"Fine-Tuned-Machine": Trump lashes out at media, leaks in tense press conference
President Donald Trump on Thursday held his first extended press conference from the White House in which he took the opportunity to rail against intelligence leaks and the media. He lambasted the press for its "dishonest" and "hate-filled" coverage of his administration's activities, claimed that the White House is "running like a fine-tuned machine" and said that, although the leaks from his administration were real, the news they imparted was "fake."
"I turn on the TV, open the newspapers and I see stories of chaos. Chaos! Yet it is the exact opposite. This administration is running like a fine-tuned machine," he said in response to a reporter's question.
During the 75 minute bizarre press conference, Trump fired off numerous broadsides at the media as he skipped from topic to topic in what critics saw as an attempt to deflect attention from his alleged ties to Russia.
Trump Cabinet is facing this week controversial resignation of its National Security Adviser Michael Flynn for lying to top government officials about his conversations with the Russian ambassador. On Thursday night it was also confirmed that Trump’s preferred replacement for the position of national security adviser Robert Harward has turned the job down.
This week, the US President also saw the withdrawal of his labor secretary nominee Andrew Pudzer due to scanty Republican Senate support for his confirmation. Puzder faced concerns from Republicans over his personal background and business record
During the press briefing, Trump announced Alexander Acosta, a Florida lawyer, as his new pick for labour secretary, becoming the first Latino politician in his Cabinet.
As reported in The Guardian, the White House press conference rapidly turned into a sprawling, freewheeling and pugnacious defence of his first four weeks as president and a bitter denunciation of the press.
His many complaints about his critics and about the state of the nation recalled his campaign rhetoric—and suggest he liked the campaign a lot more than his new job, reported The Atlantic.
The president claimed that his administration has been fulfilling some of his key campaign promises and is anything but chaotic, although "I inherited a mess" upon taking office.

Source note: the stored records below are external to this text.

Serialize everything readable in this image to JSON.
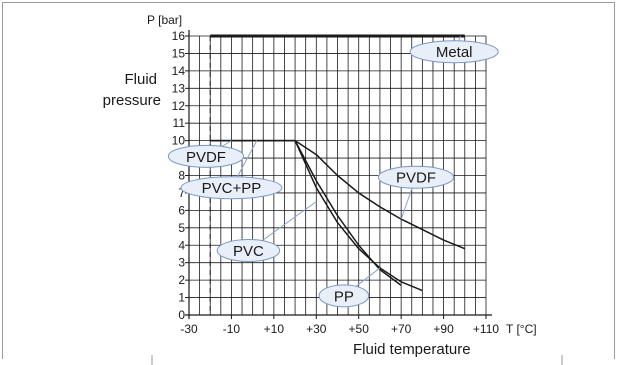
{
  "chart_data": {
    "type": "line",
    "y_unit_label": "P [bar]",
    "x_unit_label": "T [°C]",
    "ylabel": [
      "Fluid",
      "pressure"
    ],
    "xlabel": "Fluid temperature",
    "xlim": [
      -30,
      110
    ],
    "ylim": [
      0,
      16
    ],
    "x_tick_values": [
      -30,
      -10,
      10,
      30,
      50,
      70,
      90,
      110
    ],
    "x_tick_labels": [
      "-30",
      "-10",
      "+10",
      "+30",
      "+50",
      "+70",
      "+90",
      "+110"
    ],
    "y_ticks": [
      0,
      1,
      2,
      3,
      4,
      5,
      6,
      7,
      8,
      9,
      10,
      11,
      12,
      13,
      14,
      15,
      16
    ],
    "x_grid_step": 5,
    "y_grid_step": 1,
    "grid": true,
    "reference_line_x": -20,
    "series": [
      {
        "name": "Metal",
        "x": [
          -20,
          100
        ],
        "y": [
          16,
          16
        ]
      },
      {
        "name": "PVDF",
        "x": [
          -20,
          20,
          30,
          40,
          50,
          60,
          70,
          80,
          90,
          100
        ],
        "y": [
          10,
          10,
          9.2,
          8.0,
          7.0,
          6.2,
          5.5,
          4.9,
          4.3,
          3.8
        ]
      },
      {
        "name": "PVC+PP",
        "x": [
          -20,
          20
        ],
        "y": [
          10,
          10
        ]
      },
      {
        "name": "PVC",
        "x": [
          20,
          30,
          40,
          50,
          60,
          70
        ],
        "y": [
          10,
          7.7,
          5.7,
          4.0,
          2.6,
          1.7
        ]
      },
      {
        "name": "PP",
        "x": [
          20,
          30,
          40,
          50,
          60,
          70,
          80
        ],
        "y": [
          10,
          7.3,
          5.3,
          3.8,
          2.7,
          1.9,
          1.4
        ]
      }
    ]
  },
  "annotations": [
    {
      "id": "metal",
      "label": "Metal",
      "x": 95,
      "y": 15.1,
      "ax": 98,
      "ay": 16
    },
    {
      "id": "pvdf-left",
      "label": "PVDF",
      "x": -22,
      "y": 9.1,
      "ax": -10,
      "ay": 10
    },
    {
      "id": "pvc-pp",
      "label": "PVC+PP",
      "x": -10,
      "y": 7.3,
      "ax": 2,
      "ay": 10
    },
    {
      "id": "pvdf-right",
      "label": "PVDF",
      "x": 77,
      "y": 7.9,
      "ax": 70,
      "ay": 5.5
    },
    {
      "id": "pvc",
      "label": "PVC",
      "x": -2,
      "y": 3.7,
      "ax": 30,
      "ay": 6.5
    },
    {
      "id": "pp",
      "label": "PP",
      "x": 43,
      "y": 1.1,
      "ax": 60,
      "ay": 2.7
    }
  ],
  "colors": {
    "axis": "#1a1a1a",
    "grid": "#1a1a1a",
    "series": "#1a1a1a",
    "callout_fill": "#e9eff8",
    "callout_stroke": "#7b97c6",
    "callout_leader": "#8aa3cd"
  }
}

He said that he would issue a new executive order on immigration "next week" designed to "protect" the country, although he provided no further details.
Defending himself from critics, Trump said there has been “incredible progress” over the past four weeks: “I don’t think there’s ever been a president elected who in this short period of time has done what we have done.”

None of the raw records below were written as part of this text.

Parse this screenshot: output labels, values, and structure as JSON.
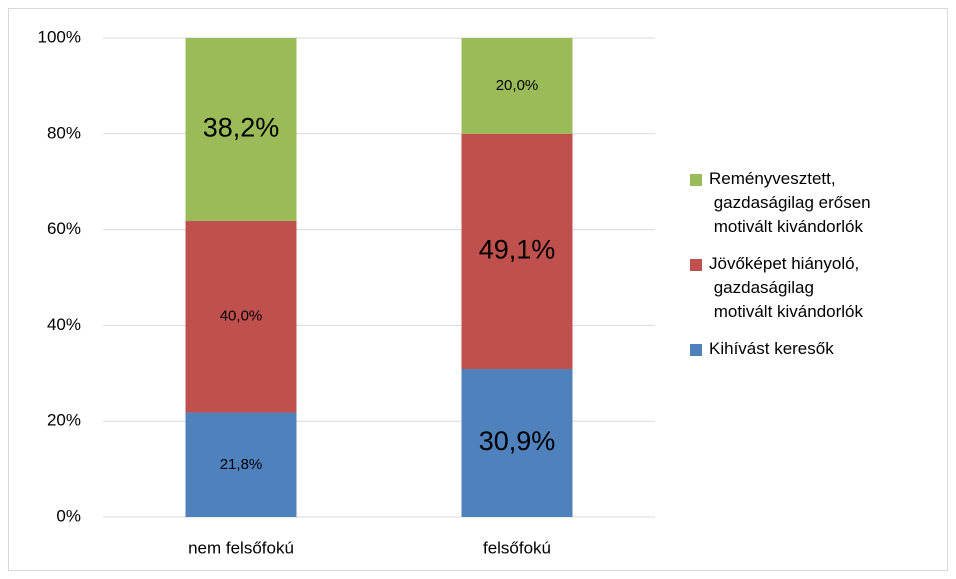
{
  "chart_data": {
    "type": "stacked_bar",
    "categories": [
      "nem felsőfokú",
      "felsőfokú"
    ],
    "series": [
      {
        "name": "Kihívást keresők",
        "color": "#4f81bd",
        "values": [
          21.8,
          30.9
        ],
        "value_labels": [
          "21,8%",
          "30,9%"
        ],
        "emphasis": [
          false,
          true
        ]
      },
      {
        "name": "Jövőképet hiányoló, gazdaságilag motivált kivándorlók",
        "color": "#c0504d",
        "values": [
          40.0,
          49.1
        ],
        "value_labels": [
          "40,0%",
          "49,1%"
        ],
        "emphasis": [
          false,
          true
        ]
      },
      {
        "name": "Reményvesztett, gazdaságilag erősen motivált kivándorlók",
        "color": "#9bbb59",
        "values": [
          38.2,
          20.0
        ],
        "value_labels": [
          "38,2%",
          "20,0%"
        ],
        "emphasis": [
          true,
          false
        ]
      }
    ],
    "ylim": [
      0,
      100
    ],
    "yticks": [
      {
        "value": 0,
        "label": "0%"
      },
      {
        "value": 20,
        "label": "20%"
      },
      {
        "value": 40,
        "label": "40%"
      },
      {
        "value": 60,
        "label": "60%"
      },
      {
        "value": 80,
        "label": "80%"
      },
      {
        "value": 100,
        "label": "100%"
      }
    ],
    "grid": true,
    "legend": "right"
  }
}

The measures taken so far include withdrawing from the Trans-Pacific Partnership trade deal, eliminating regulations that “undermine manufacturing”, plans to smash international drugs cartels and strengthening the country’s borders, as reported in The Guardian. Trump contrasted himself with past politicians who made promises only to break them.
He touted his launching of the repeal and replacement of the Obamacare, and his moving forward on building a wall along the US-Mexico border, withdrawing from the Trans-Pacific Partnership joint trade deal and eliminating government regulations.
He went on to denounce reports that some of his advisers were in contact with Russian officials before the Nov. 8 election, calling them "fake news," and - after sidestepping the question repeated on several occasions - said that "nobody I know of" on his team was involved in that kind of activity He said that "the leaks are absolutely real. The news is fake because so much of the news is fake."
He also said, in response to questions regarding his apparent strong interest in cultivating a less contentious US relationship with Moscow, which many have suggested may mean that he has unrevealed ties to Russia, "I own nothing in Russia. I have no loans in Russia. I don't have any deals in Russia. I have nothing to do with Russia. To the best of my knowledge no person that I deal with does."